Lorsque l'âme flotte incertaine entre la vie et le rêve, entre le désordre de l'esprit et le retour de la froide réflexion, c'est dans la pensée religieuse que l'on doit chercher des secours; je n'en ai jamais pu trouver dans cette philosophie, qui ne nous présente que des maximes d'égoïsme ou tout au plus de réciprocité, une expérience vaine, des doutes amers;—elle lutte contre les douleurs morales en anéantissant la sensibilité; pareille à la chirurgie, elle ne sait que retrancher l'organe qui fait souffrir.—Mais, pour nous, nés dans des jours de révolutions et d'orages, où toutes les croyances ont été brisées,—élevés tout au plus dans cette loi vague qui se contente de quelques pratiques extérieures, et dont l'adhésion indifférente est plus coupable peut-être que l'impiété et l'hérésie,—il est bien difficile, dès que nous en sentons le besoin, de reconstruire l'édifice mystique dont les innocents et les simples admettent dans leurs cœurs la figure toute tracée. «L'arbre de science n'est pas l'arbre de vie!» Cependant, pouvons-nous rejeter de notre esprit ce que tant de générations intelligentes y ont versé de bon ou de funeste? L'ignorance ne s'apprend pas.
J'ai meilleur espoir de la bonté de Dieu: peut-être touchons-nous à l'époque prédite où la science, ayant accompli son cercle entier de synthèse et d'analyse, de croyance et de négation, pourra s'épurer elle-même et faire jaillir du désordre et des ruines la cité merveilleuse de l'avenir... Il ne faut pas faire si bon marché de la raison humaine, que de croire qu'elle gagne quelque chose à s'humilier tout entière, car ce serait accuser sa céleste origine.... Dieu appréciera la pureté des intentions sans doute; et quel est le père qui se complairait à voir son fils abdiquer devant lui tout raisonnement et toute fierté! L'apôtre qui voulait toucher pour croire n'a pas été maudit pour cela!

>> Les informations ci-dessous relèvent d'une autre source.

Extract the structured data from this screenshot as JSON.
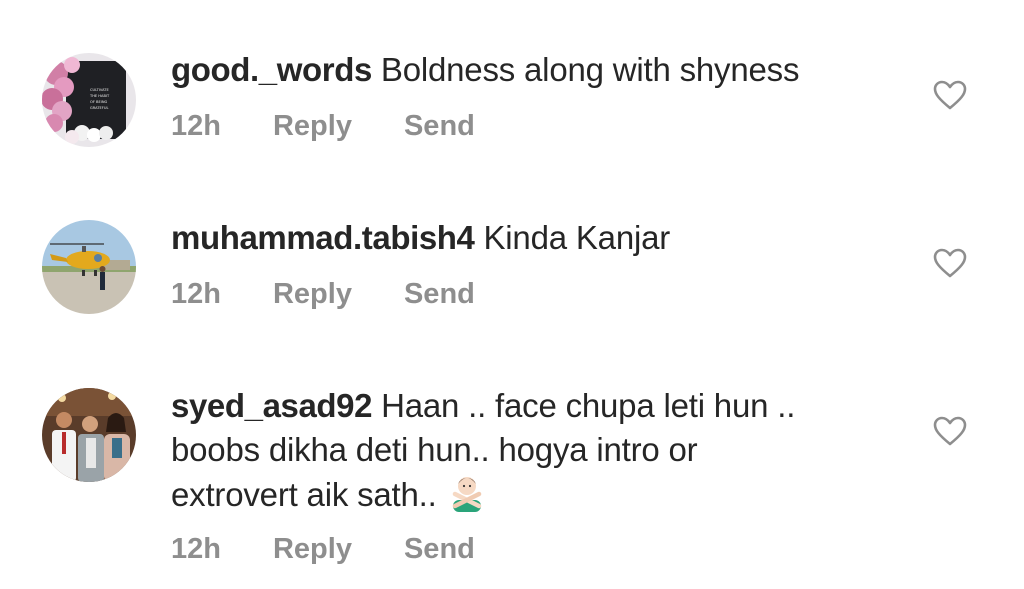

Qu'ai-je écrit là? Ce sont des blasphèmes. L'humilité chrétienne ne peut parler ainsi. De telles pensées sont loin d'attendrir l'âme. Elles ont sur le front les éclairs d'orgueil de la couronne de Satan... Un pacte avec Dieu lui-même?... O science! ô vanité!

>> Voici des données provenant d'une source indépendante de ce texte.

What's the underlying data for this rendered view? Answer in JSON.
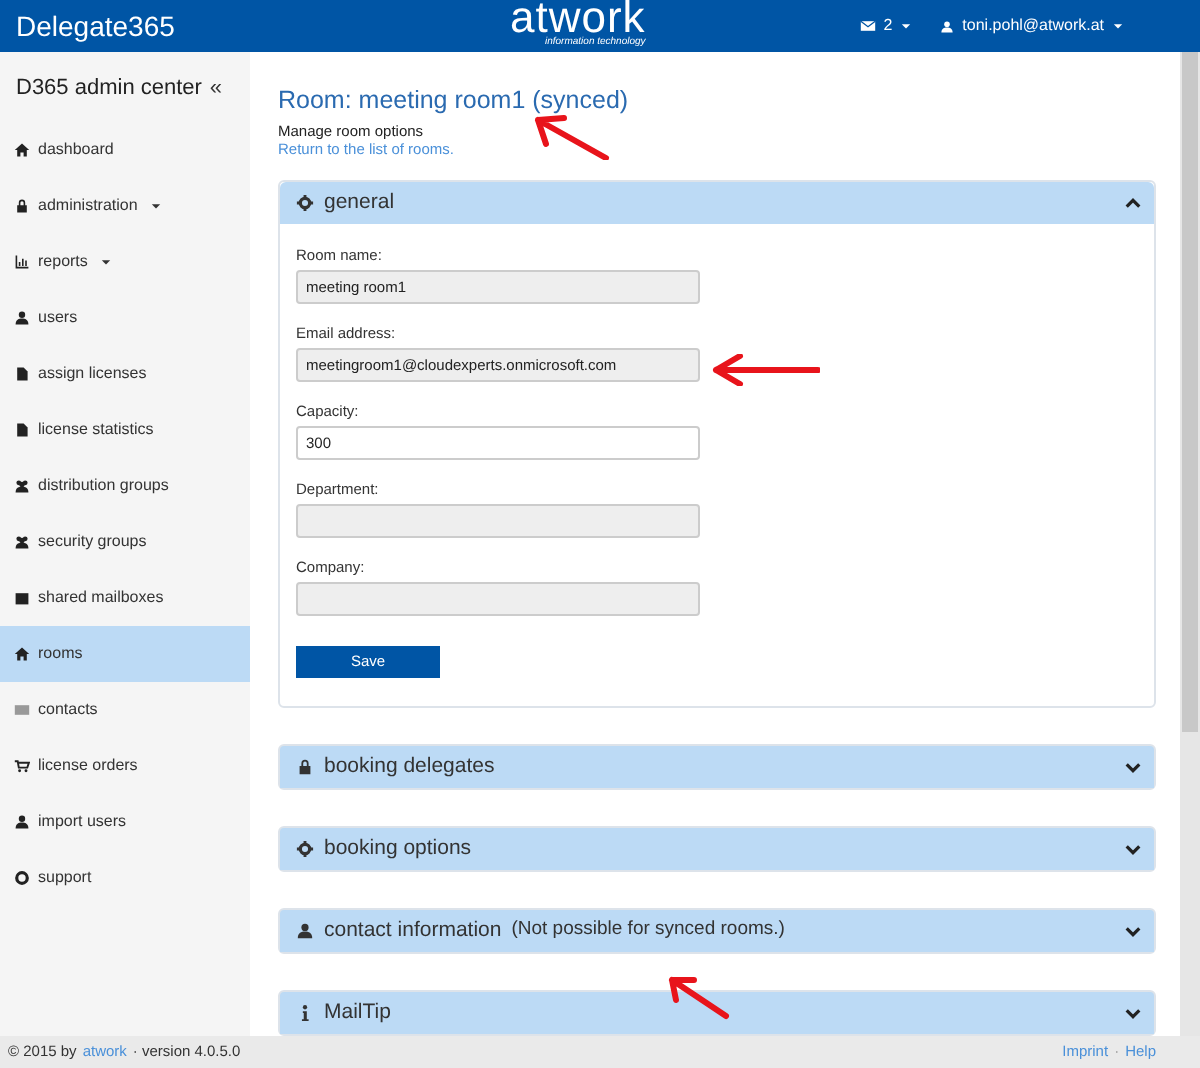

J'avais réuni quelques livres de cabale. Je me plongeai dans cette étude, et j'arrivai à me persuader que tout était vrai dans ce qu'avait accumulé là-dessus l'esprit humain pendant des siècles. La conviction que je m'étais formée de l'existence du monde extérieur coïncidait trop bien avec mes lectures pour que je doutasse désormais des révélations du passé. Les dogmes et les rites des diverses religions me paraissaient s'y rapporter de telle sorte, que chacune possédait une certaine portion de ces arcanes qui constituaient ses moyens d'expansion et de défense. Ces forces pouvaient s'affaiblir, s'amoindrir et disparaître, ce qui amenait l'envahissement de certaines races par d'autres, nulles ne pouvant être victorieuses ou vaincues que par l'Esprit.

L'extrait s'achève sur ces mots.